Algo así debieron decirse unos a otros mientras salían de Nazaret. Estaban preocupados por Jesús. Unos temían por su salud, hoy diríamos que les preocupaba su equilibrio mental. Otros estaban alarmados pensando que este crecimiento tan extraordinariamente rápido de su popularidad no le podía acarrear más que males y desgracias: la envidia de algunos, el temor de los dirigentes, la sospecha de la autoridad romana. A Jesús todo esto se le estaba yendo de las manos.

Salvando las distancias, infinitas, he visto algo parecido muchas veces en la vida de los sacerdotes. Gente muy suya, de su núcleo duro podríamos decir, que se escandalizan por el ritmo de su ajetreada vida y con muy buena intención tratan de obligarle a retirarse al menos por un tiempo para recuperar la mesura y la tranquilidad. Esta escena me resulta familiar. Nada hay nuevo bajo el sol.

Lo que ocurre es que efectivamente, es una auténtica barbaridad pensar que a Dios algo se le escapa de control, o que cualquiera pueda dar lecciones de sentido común al Maestro.

En el evangelio Jesús aparece como una persona que no se pertenece a sí mismo. Está entregado al Padre y a la misión que este le confía. Por eso no mide en su entrega, no tiene medida en su amor. Lo da todo y no se reserva nada. Los apóstoles no podrán decir más adelante que no sabían lo dura que era la vida apostólica porque ya en esta primera etapa de su discipulado tienen experiencia de lo que es trabajar de sol a sol y no tener tiempo ni para comer.

Así Jesús les enseña que un apóstol, que significa enviado, es alguien que no se predica a si mismo sino a aquel que lo envía. Como el Padre ha enviado a Jesús, así Jesús les enviará a ellos. Jesús es el apóstol del Padre y los discípulos son los apóstoles de Jesús. Esta es su única obsesión que, acogiéndole a él, acojan así a la vez a aquel que le ha enviado. Jesús solo quiere hablar de su padre del cielo: de su amor y providencia, de su misericordia y justicia.

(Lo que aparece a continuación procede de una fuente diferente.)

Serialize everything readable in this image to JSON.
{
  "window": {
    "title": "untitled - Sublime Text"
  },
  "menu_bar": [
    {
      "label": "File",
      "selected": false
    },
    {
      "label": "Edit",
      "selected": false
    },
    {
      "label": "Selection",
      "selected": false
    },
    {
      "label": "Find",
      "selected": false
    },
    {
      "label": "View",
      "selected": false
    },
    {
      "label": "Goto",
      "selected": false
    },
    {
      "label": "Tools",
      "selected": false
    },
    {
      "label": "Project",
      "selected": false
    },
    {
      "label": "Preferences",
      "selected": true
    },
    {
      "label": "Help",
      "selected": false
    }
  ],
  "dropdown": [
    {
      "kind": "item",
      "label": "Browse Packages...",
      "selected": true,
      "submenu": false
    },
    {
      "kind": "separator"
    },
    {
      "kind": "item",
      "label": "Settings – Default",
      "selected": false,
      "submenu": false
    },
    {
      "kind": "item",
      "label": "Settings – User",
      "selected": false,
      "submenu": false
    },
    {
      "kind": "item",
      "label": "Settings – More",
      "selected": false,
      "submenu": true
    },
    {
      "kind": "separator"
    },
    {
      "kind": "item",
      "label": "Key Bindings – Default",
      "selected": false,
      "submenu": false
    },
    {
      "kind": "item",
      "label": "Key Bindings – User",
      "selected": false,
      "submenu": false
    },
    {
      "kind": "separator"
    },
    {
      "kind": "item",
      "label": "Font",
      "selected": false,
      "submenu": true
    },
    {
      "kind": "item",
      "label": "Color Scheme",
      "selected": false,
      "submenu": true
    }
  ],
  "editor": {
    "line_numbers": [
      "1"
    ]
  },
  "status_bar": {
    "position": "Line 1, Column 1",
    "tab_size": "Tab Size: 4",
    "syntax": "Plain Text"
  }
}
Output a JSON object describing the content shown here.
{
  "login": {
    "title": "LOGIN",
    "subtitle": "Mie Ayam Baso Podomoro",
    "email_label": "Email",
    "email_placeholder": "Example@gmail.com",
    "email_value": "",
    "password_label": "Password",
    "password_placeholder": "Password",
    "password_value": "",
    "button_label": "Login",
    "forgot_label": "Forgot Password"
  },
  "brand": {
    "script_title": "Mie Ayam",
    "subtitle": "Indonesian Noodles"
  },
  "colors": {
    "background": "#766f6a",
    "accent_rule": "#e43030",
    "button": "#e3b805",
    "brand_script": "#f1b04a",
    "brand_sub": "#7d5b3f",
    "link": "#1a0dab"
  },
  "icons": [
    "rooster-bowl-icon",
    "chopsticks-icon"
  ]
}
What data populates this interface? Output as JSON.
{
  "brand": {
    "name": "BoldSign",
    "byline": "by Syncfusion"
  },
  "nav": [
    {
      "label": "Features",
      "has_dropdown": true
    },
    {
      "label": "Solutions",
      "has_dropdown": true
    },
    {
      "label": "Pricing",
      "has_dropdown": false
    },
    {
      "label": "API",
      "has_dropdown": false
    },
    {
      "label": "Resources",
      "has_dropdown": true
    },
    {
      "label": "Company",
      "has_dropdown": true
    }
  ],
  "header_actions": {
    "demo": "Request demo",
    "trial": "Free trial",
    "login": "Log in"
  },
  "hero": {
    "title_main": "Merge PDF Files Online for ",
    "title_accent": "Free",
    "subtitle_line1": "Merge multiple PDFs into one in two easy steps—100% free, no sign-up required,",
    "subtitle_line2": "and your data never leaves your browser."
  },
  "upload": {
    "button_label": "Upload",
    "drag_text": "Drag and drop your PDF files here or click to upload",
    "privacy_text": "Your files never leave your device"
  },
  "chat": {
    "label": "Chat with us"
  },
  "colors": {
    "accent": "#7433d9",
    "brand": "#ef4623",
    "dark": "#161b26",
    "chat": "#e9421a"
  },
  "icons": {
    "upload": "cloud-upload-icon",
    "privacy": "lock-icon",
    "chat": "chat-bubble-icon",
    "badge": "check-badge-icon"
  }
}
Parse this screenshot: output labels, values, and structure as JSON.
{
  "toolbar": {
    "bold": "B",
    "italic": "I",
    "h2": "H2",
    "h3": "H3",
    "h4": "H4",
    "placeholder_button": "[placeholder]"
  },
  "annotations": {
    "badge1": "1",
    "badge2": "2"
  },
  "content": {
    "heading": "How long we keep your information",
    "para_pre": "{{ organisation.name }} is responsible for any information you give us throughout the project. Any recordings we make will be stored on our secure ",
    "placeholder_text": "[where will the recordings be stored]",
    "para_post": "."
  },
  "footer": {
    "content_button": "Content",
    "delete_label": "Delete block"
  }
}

Los creyentes de hoy siguiendo las enseñanzas de este divino maestro somos personas que trasparentamos a Jesús. Nuestra vida de unión con él se convierte en un testimonio visible, palpable y elocuente. Por eso se dice de los sacerdotes que nuestra existencia, como la de Jesús, es una pro – existencia porque no tiene sentido sino como entrega. De hecho, más pronto que tarde los sacerdotes se dan cuenta que por no tener, no tienen ni vida privada. En ese sentido, hoy los familiares de Jesús al intentar llevárselo a casa no se dan cuenta de que ya han llegado tarde, porque ya no le llevarían a su casa; aquel entrañable lugar había dejado de ser su casa hace tiempo: “los pájaros tienen nido y las zorras madriguera, pero el hijo del hombre no tiene donde reclinar la cabeza”.  Jesús tiene plena conciencia de vivir pendiente de la voluntad del Padre: “Protégeme, Dios mío, que me refugio en ti; yo digo al Señor: «Tú eres mi bien». Los dioses y señores de la tierra no me satisfacen. Bendeciré al Señor, que me aconseja, hasta de noche me instruye internamente. Tengo siempre presente al Señor, con él a mi derecha no vacilaré”. De día y de noche, durante toda su vida, Jesús está en un permanente diálogo en el Espíritu con su Padre del cielo.

Y por eso el Padre lo declara: “Hijo mío eres tú; yo te he engendrado hoy”. Es la antífona de entrada de la misa de Pascua, como queriendo decir que, en su resurrección, Jesús ha sido glorificado a la derecha del Padre, ha recibido la gloria que le pertenecía por derecho después de su pasión, muerte y sepultura. Así ha entrado en el tabernáculo del cielo. Ahora ha sido elevado a la categoría de sumo sacerdote de la nueva alianza y de los bienes definitivos.

Es un sacerdote único y por tanto ejerce un sacerdocio eterno. Ofrece un solo sacrificio de una vez y para siempre. Y la víctima que ofrece es su propio cuerpo la sangre que se derrama y purifica los pecados es su propia sangre. Él es el cordero inocente, sin defecto ni mancha que se ofrece en el ara de la cruz para expiar los pecados de la humanidad entera. Él no cesa de ofrecerse por nosotros, de interceder por todos ante el Padre; inmolado, ya no vuelve a morir; sacrificado, vive para siempre.

Derramar la sangre significa en realidad entregar la vida. Eso es lo que hacía día a día y hora a hora, Jesús en su vida pública. A eso está llamado también el apóstol: el de ayer y el de hoy. No hay otro camino que el camino del amor hasta el extremo de dar la vida por aquellos que Dios nos encomienda. Aunque no nos entiendan, ni los de nuestra propia sangre.